Noting that the Japanese economy is still under the influence of the Covid-19 outbreak, Kuroda said he will continue to support the economy with accommodative monetary policy to ensure wages rise.
Following the increased volatility of the South Korean won, it was said that developments were closely followed in statements by the Ministry of Finance and the central bank.
With these developments, Japan’s Nikkei 225 Index is 2.94%, China’s Shanghai Composite Index is 1.2%, Hong Kong’s Hang Seng Index is 3.24%, and l ‘Kospi index in South Korea is 3.3%.
The BIST 100 index, which followed a sales-weighted trend in line with global markets on Friday, ended the day at 2,543.10 points down 1.11%.
Dollar / TL, on the other hand, is trading today at 17.2600 at the opening of the interbank market, after closing at 17.1192 with a drop of 0.45 percent on the last trading day of last week.
Analysts said the country’s balance of payments and industrial production, UK growth and industrial production data would be followed today and noted that market volatility could continue until the Fed’s decisions on Wednesday.

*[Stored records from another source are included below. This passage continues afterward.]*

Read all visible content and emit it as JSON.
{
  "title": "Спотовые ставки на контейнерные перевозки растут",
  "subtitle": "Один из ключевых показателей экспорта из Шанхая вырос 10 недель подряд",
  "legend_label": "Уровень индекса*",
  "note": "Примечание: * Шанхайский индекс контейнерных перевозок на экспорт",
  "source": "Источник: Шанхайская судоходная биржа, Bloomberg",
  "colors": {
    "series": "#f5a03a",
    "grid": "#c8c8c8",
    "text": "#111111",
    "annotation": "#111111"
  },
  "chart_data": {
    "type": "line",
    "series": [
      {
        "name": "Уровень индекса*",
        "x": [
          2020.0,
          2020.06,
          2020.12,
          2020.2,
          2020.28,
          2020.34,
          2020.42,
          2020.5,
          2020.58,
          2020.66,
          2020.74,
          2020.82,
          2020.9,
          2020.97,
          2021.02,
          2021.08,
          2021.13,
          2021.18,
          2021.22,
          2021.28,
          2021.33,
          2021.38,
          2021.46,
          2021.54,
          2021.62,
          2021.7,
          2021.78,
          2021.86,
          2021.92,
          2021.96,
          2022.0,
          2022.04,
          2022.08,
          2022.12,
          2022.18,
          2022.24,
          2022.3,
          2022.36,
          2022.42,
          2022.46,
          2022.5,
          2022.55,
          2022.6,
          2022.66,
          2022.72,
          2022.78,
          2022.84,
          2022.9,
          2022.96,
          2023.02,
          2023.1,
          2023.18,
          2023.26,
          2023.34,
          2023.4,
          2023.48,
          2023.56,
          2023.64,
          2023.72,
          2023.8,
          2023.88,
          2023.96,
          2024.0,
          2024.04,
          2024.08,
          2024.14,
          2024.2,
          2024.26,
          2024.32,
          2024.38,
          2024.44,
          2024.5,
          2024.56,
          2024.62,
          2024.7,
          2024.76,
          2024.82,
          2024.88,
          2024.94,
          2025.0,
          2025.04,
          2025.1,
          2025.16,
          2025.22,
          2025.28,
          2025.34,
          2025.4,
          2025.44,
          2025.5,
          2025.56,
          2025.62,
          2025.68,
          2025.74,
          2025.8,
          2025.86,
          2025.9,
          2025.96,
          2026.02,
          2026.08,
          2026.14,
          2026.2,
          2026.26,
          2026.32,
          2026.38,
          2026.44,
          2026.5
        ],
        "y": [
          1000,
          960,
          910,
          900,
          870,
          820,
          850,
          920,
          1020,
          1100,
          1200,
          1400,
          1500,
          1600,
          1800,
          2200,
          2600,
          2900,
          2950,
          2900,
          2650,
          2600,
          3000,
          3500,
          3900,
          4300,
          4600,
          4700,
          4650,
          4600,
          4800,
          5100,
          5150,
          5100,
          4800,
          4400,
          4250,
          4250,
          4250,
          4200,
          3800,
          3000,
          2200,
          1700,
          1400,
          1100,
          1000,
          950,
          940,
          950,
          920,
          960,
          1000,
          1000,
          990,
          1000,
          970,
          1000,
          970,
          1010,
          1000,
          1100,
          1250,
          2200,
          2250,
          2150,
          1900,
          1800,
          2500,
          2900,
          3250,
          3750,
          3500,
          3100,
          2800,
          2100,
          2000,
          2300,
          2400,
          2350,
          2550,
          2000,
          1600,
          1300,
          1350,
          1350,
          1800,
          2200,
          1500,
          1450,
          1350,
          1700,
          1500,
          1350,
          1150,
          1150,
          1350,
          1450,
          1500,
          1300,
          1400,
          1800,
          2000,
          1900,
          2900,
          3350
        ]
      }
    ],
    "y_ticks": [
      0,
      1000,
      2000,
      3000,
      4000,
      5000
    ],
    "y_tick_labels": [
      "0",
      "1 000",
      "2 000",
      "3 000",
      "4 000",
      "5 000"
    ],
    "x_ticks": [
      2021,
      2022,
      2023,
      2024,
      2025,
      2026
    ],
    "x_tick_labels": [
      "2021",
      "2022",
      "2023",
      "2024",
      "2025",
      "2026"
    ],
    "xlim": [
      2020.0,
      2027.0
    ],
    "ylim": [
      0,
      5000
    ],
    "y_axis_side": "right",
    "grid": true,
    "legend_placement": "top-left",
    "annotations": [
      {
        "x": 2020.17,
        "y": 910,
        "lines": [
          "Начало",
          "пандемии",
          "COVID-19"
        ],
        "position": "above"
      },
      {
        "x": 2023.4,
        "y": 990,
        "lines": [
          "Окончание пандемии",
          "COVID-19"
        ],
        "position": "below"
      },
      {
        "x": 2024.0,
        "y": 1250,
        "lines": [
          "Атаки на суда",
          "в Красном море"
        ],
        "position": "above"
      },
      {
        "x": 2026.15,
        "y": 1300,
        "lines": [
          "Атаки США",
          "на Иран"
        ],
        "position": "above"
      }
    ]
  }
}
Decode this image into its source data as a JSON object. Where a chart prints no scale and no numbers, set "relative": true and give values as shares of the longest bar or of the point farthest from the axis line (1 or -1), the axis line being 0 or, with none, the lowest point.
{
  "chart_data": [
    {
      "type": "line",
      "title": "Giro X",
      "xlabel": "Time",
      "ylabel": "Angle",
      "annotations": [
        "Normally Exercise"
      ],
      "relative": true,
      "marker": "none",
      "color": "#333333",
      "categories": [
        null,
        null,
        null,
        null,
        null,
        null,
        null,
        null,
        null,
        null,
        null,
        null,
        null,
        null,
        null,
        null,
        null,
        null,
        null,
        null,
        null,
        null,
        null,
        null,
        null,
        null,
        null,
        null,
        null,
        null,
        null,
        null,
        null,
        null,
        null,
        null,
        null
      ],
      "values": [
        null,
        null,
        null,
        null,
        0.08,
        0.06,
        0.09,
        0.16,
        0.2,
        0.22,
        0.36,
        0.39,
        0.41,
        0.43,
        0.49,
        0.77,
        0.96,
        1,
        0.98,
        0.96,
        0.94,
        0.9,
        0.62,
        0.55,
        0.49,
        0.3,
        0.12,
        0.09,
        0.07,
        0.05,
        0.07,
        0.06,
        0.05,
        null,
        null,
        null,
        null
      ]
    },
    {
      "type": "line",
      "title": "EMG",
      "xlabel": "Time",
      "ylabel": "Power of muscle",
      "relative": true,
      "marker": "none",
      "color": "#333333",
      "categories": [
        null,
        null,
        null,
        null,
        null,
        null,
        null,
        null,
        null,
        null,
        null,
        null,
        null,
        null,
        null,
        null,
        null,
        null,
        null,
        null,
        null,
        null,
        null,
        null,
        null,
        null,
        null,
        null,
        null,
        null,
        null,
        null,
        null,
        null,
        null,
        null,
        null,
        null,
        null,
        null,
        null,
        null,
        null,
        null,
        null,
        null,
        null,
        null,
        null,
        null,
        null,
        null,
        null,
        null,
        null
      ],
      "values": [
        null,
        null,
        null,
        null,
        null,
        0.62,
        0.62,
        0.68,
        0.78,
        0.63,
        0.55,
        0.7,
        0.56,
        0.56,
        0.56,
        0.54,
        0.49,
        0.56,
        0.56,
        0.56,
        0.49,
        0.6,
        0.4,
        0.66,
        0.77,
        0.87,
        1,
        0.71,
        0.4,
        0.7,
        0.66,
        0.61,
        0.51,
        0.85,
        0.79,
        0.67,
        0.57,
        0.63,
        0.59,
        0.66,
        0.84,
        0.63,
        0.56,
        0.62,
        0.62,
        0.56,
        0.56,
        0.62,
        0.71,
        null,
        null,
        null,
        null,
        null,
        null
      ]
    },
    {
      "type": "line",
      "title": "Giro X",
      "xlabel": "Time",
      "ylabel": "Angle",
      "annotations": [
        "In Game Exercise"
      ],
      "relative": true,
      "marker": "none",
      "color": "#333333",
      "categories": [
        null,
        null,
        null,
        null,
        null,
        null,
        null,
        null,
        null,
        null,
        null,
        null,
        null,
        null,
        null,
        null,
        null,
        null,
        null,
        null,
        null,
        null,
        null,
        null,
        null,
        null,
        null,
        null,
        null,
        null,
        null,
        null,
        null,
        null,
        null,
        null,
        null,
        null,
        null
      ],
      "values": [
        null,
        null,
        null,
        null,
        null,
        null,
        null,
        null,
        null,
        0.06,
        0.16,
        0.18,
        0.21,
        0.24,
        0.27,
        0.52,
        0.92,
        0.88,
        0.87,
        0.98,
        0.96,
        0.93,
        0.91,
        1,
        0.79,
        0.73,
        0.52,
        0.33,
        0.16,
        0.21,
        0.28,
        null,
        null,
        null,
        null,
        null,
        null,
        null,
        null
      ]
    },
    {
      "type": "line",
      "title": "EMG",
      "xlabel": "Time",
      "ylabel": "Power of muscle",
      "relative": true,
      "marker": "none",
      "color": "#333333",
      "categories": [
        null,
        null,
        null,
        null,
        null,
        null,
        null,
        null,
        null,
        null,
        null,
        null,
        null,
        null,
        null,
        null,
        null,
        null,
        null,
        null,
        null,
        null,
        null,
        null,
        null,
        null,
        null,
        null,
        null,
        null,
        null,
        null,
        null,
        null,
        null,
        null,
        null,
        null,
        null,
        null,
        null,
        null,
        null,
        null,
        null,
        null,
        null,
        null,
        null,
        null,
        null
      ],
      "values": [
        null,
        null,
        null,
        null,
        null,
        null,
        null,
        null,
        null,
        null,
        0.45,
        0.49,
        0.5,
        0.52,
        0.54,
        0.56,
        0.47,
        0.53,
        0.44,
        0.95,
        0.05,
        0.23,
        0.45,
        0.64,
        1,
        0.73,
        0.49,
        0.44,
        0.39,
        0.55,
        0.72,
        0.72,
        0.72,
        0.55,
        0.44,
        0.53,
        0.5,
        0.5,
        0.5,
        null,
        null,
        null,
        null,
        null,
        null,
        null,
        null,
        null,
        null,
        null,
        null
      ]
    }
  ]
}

Stating that investors should act with caution in this process, analysts said that technically, the levels of 2,500 and 2,440 in the BIST 100 index stand out as support and 2,570 points as resistance.
Economists who participated in AA Finans’ expectations polls, The current account is expected to have a deficit of $ 3 billion 390 million in April and that the calendar-adjusted industrial production index will increase by 8.3 percent in April compared to the same period last year.